Hamas’ attack on October the seventh set the region aflame, sparking various views of condemnation and support for parties in the conflict. Israel’s response to the attack has led to over 7500 civilian causalties, with over 40 percent of them being children in Gaza. This has had inevitable consequences for Israel’s reputation, especially in the region. Local powers such as Saudi Arabia, Qatar, and Iran have condemned Israel for their violent response, as well as the UN, who labeled the response as ‘attacks on civilians’. However, this inter-state conflict has also led to economic consequences in the Middle East, as uncertainty and a lack of confidence continues to grow for countries in the region.

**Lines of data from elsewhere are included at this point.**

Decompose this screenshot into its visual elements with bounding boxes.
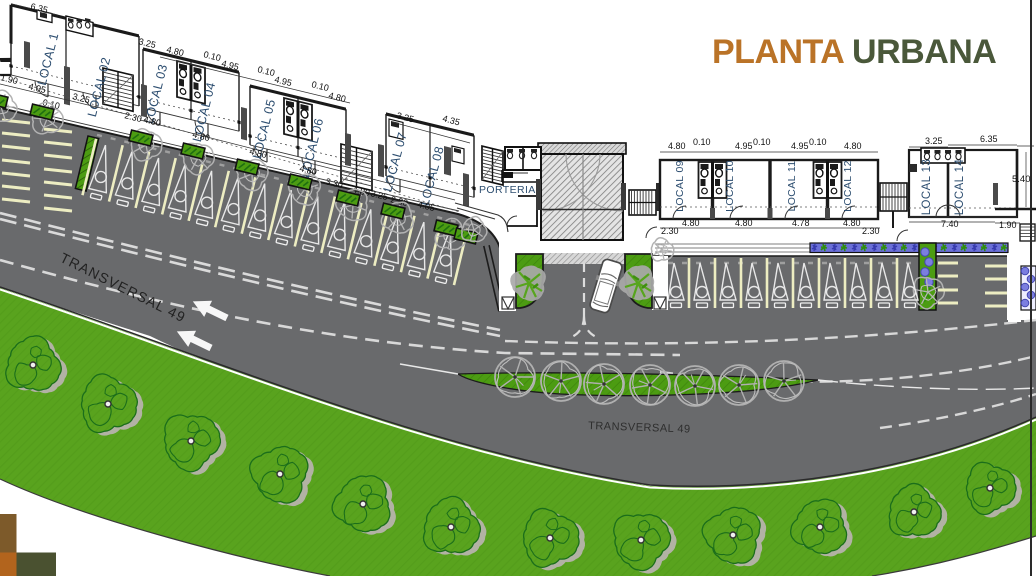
svg-text:4.95: 4.95 [735,141,753,151]
svg-text:4.80: 4.80 [668,141,686,151]
svg-text:0.10: 0.10 [809,137,827,147]
svg-text:4.80: 4.80 [682,218,700,228]
svg-text:LOCAL 10: LOCAL 10 [724,160,736,212]
svg-text:4.95: 4.95 [791,141,809,151]
svg-text:3.25: 3.25 [925,136,943,146]
svg-text:LOCAL 13: LOCAL 13 [921,159,933,215]
svg-text:PORTERIA: PORTERIA [479,184,536,196]
svg-text:4.80: 4.80 [735,218,753,228]
svg-text:4.78: 4.78 [792,218,810,228]
svg-text:6.35: 6.35 [980,134,998,144]
svg-text:1.90: 1.90 [999,220,1017,230]
svg-text:0.10: 0.10 [693,137,711,147]
svg-text:2.30: 2.30 [862,226,880,236]
svg-text:LOCAL 11: LOCAL 11 [786,160,798,211]
svg-text:5.40: 5.40 [1012,174,1031,185]
svg-text:4.80: 4.80 [844,141,862,151]
svg-text:2.30: 2.30 [661,226,679,236]
svg-text:LOCAL 14: LOCAL 14 [954,159,966,216]
svg-text:7.40: 7.40 [941,219,959,229]
svg-text:0.10: 0.10 [753,137,771,147]
svg-text:PLANTA URBANA: PLANTA URBANA [712,33,996,71]
svg-text:LOCAL 09: LOCAL 09 [674,160,686,212]
svg-text:LOCAL 12: LOCAL 12 [842,160,854,212]
svg-text:4.80: 4.80 [843,218,861,228]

This is most significant for the prices of energy resources, such as natural gas and oil. Although countries such as those in the Gulf region have made significant efforts to diversify from their sale of natural resources; it is still not enough as oil production accounts for 46 percent of Saudi Arabia’s GDP, as well as a significant amount of other countries such as the UAE, Iran, and Qatar. Since the beginning of the conflict, natural gas prices have risen by thirty-five percent as well as an increase of seven percent in oil prices. This is due to concerns regarding the conflict potentially spreading over to other nations in the region that supply a mass amount of this good. This is evident as the statistical review of World Energy states that 48 percent of all energy exports are from the Middle East.

Increases in oil and natural gas prices also have historical precedence to increase further, as the Iraq invasion of Kuwait in 1990 raised oil prices by over a hundred percent. Other conflicts such as the Iranian revolution, as well as the Arab oil embargo, also raised oil prices by over forty-five percent. However, it is important to note that the current price is near its mean price in real terms. This may indicate that the international community has yet to be alarmed regarding the ongoing conflict.

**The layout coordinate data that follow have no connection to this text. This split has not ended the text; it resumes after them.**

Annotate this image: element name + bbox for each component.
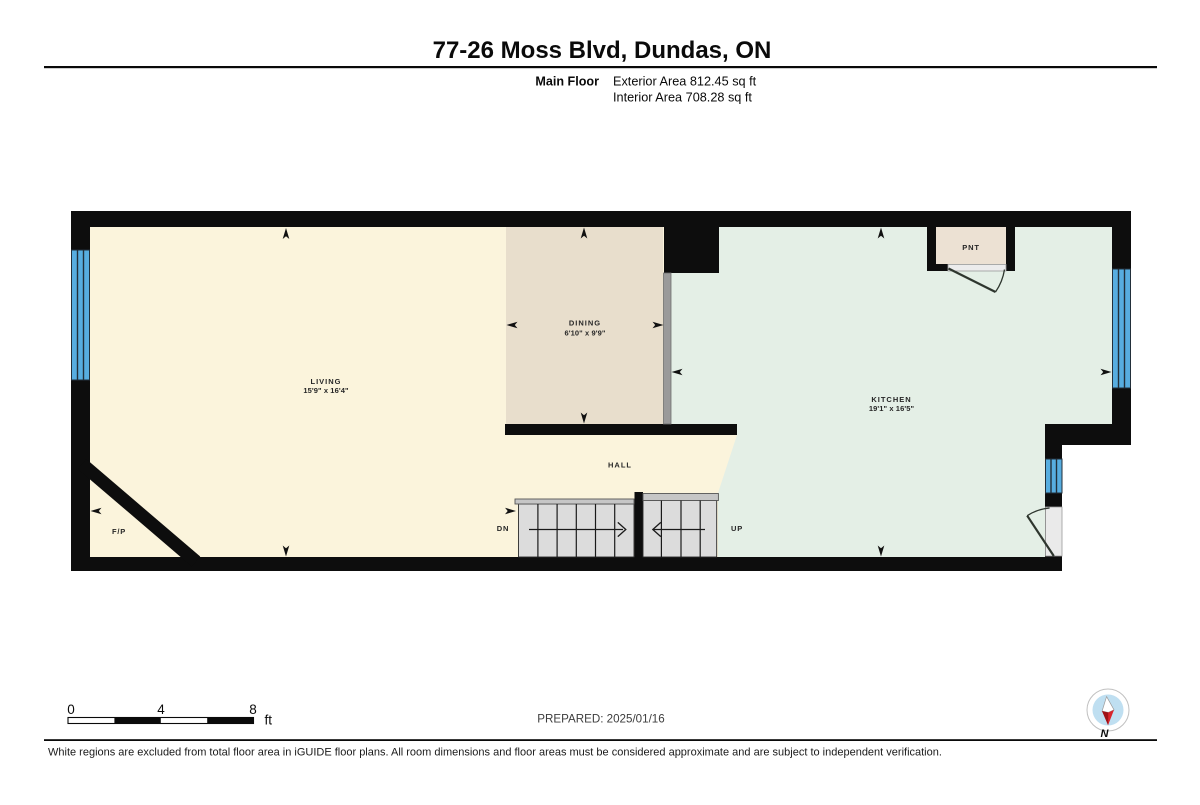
svg-text:LIVING: LIVING xyxy=(310,377,341,386)
svg-text:19'1" x 16'5": 19'1" x 16'5" xyxy=(869,404,915,413)
svg-text:N: N xyxy=(1101,728,1110,740)
svg-text:0: 0 xyxy=(67,702,75,717)
svg-text:Main Floor: Main Floor xyxy=(535,75,599,89)
svg-text:15'9" x 16'4": 15'9" x 16'4" xyxy=(303,386,349,395)
svg-text:6'10" x 9'9": 6'10" x 9'9" xyxy=(564,329,605,338)
svg-text:Interior Area 708.28 sq ft: Interior Area 708.28 sq ft xyxy=(613,91,752,105)
svg-text:Exterior Area 812.45 sq ft: Exterior Area 812.45 sq ft xyxy=(613,75,757,89)
svg-text:UP: UP xyxy=(731,524,743,533)
svg-text:KITCHEN: KITCHEN xyxy=(871,395,911,404)
svg-text:8: 8 xyxy=(249,702,257,717)
svg-text:DN: DN xyxy=(497,524,509,533)
svg-text:White regions are excluded fro: White regions are excluded from total fl… xyxy=(48,747,942,759)
svg-text:ft: ft xyxy=(265,713,273,728)
svg-text:HALL: HALL xyxy=(608,461,632,470)
svg-text:DINING: DINING xyxy=(569,319,601,328)
svg-text:77-26 Moss Blvd, Dundas, ON: 77-26 Moss Blvd, Dundas, ON xyxy=(433,37,772,64)
svg-text:F/P: F/P xyxy=(112,527,126,536)
svg-text:4: 4 xyxy=(157,702,165,717)
svg-text:PNT: PNT xyxy=(962,243,979,252)
svg-text:PREPARED: 2025/01/16: PREPARED: 2025/01/16 xyxy=(537,713,664,726)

The likelihood of the conflict progressing to other nations in the region is also quite low. Israel geographically surrounds Gaza, as Israel announced a full-scale invasion of the strip days ago. Furthermore, the role of the reportedly Iranian-backed militant group Hezbollah, which is based in Lebanon, entering the conflict is also improbable as they have been deterred significantly by the United States.

Although the possibility of it spreading is uncertain, it is not impossible. This would have devastating consequences for countries in the region, such as the economic effects of more government spending on resources to participate in war. Civil unrest in the region regarding the death of Palestinian civilians may also cause policymakers and government officials to attempt to involve their nations and militaries in the conflict. Attempts of involvement from other nations into the reignited, over seventy-year conflict, are not unheard of. Hamas is also reportedly funded by the Iranian regime, which may prolong this conflict as the militant group has access to more resources in their war with Israel.